Spokojnie na jednej 12-tce da rade ugiełdać, choć 2x6V to więcej zmagazynowanego prądu suma "Ah".
przy obecnych cenach i jakości akumulatorów 2x6v się nie opłaca po pierwsze ceny kosmos po drugie średnia żywotność aku to 4lata a często jest tak że po dwóch latach już jedna 6v niedomaga dokupisz jeden nowy zaraz klęknie drugi i tak w koło a za jedną 6v trzeba położyć od300zł w górę za firmę krzak

druga sprawa to często spore straty prądu na przewodach łaczących aku i mimo że aku nowe to rozrusznik słabo kręci
przy dobrych przewodach i sprawnym rozruszniku w zupełności jedna 12v wystarcza i cenowo taniej wychodzi
Niekoniecznie wiadomo że jak sie kupi jakiegoś najtańszego krzaka to nie ma sie co dziwić ze zaraz padnie choć nawet bywa że i te lepsze mogą okazać sie felerem i wiadomo że zawsze cena będzie odgrywała główną role w doborze aku.

Dzisiejsze dostępne w sprzedaży przewody łączące to mają połowę grubości tych co powinny być lub mają grubą otulinę z ilością miedzi co kot napłakał.
piorun1234
Posty: 382
Rejestracja: 24 maja 2011, 20:55

Re: Problem z odpalaniem C360

Post autor: piorun1234 »

Dlatego przewody prądowe nie kupuje się w sklepach rolniczych tylko w hurtowniach o odpowiednim przekroju na metry i końcówki oczkowe nie z blachy giete tyko także w hurtowni elektrycznej miedziane, adekwatne do przekroju.
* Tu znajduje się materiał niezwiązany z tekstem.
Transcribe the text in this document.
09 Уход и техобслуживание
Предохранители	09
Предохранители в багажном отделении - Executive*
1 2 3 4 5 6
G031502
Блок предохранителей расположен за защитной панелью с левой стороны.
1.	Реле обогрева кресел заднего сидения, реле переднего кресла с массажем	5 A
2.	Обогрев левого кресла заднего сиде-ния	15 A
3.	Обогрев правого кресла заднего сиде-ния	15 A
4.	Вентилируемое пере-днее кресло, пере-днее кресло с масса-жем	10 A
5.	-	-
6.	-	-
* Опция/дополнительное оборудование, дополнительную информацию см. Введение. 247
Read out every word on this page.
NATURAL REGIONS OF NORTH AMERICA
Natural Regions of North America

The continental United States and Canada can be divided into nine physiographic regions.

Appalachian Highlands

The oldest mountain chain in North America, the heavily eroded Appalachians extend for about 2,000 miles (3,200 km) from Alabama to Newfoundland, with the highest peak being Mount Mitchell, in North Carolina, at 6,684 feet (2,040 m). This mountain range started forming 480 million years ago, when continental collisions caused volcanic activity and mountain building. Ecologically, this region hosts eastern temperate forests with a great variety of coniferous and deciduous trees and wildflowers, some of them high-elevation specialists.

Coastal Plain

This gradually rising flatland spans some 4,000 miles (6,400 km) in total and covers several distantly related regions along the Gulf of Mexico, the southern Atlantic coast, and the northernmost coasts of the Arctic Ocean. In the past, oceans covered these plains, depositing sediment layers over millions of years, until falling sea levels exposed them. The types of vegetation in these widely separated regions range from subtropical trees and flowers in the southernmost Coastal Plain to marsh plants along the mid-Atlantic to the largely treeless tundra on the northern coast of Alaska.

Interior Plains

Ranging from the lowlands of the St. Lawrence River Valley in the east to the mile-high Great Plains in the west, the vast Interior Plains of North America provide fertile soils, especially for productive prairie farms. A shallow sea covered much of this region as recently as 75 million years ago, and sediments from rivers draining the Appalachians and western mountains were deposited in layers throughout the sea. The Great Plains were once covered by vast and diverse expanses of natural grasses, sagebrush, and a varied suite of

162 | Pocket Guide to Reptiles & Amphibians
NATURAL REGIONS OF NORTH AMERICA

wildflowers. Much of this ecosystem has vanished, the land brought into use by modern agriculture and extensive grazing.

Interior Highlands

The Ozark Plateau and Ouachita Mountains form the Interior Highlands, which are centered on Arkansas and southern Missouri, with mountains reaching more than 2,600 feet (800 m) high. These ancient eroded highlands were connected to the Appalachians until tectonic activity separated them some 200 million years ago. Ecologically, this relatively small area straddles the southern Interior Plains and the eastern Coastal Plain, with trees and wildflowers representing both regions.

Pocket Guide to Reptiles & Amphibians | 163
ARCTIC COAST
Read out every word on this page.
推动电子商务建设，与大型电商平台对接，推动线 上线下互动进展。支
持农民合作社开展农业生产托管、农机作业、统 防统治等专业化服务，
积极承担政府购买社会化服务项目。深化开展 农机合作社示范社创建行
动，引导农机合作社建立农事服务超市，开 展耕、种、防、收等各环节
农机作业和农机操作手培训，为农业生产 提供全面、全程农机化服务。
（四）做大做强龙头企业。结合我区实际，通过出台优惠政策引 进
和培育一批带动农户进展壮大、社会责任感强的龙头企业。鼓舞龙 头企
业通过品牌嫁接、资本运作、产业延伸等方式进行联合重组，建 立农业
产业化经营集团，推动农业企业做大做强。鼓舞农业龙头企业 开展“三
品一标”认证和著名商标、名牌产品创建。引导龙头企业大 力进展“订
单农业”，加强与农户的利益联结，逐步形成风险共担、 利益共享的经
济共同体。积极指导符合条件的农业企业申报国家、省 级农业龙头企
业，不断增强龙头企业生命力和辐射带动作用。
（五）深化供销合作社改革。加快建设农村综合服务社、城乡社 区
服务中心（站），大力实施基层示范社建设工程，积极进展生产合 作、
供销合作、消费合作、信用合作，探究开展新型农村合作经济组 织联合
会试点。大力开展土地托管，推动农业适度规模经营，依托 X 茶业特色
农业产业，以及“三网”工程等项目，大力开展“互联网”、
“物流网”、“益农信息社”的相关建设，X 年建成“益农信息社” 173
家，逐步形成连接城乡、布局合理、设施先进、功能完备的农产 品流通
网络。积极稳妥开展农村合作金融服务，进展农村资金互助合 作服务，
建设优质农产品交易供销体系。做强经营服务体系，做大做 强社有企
Przekrój przewodu min 50 mm kwadratowych najlepiej 70 mm kwadrat.
Grigs
Posty: 850
Rejestracja: 17 cze 2008, 12:50

Re: Problem z odpalaniem C360

Post autor: Grigs »

Stosuję tą praktykę ;) tyle że jeszcze z zaprasowaniem końcówek w lokalnej hurtowni.
melian
Posty: 7
Rejestracja: 27 gru 2024, 16:48

Re: Problem z odpalaniem C360

Post autor: melian »

Witam po dłuższej przerwie.
Kupiłem jednak dwie 6v nowe. Później wrzucę filmik z rozruchu porannego .
Sprawdziłem ładowanie po uruchomieniu i okazuje się że bez obciążenia jest 14.4 a jak tylko włączę światła to spada do 13.1 13.2 V. Chyba tak nie powinno być prawda ?? Alternator do wymiany czy przekaźnik ??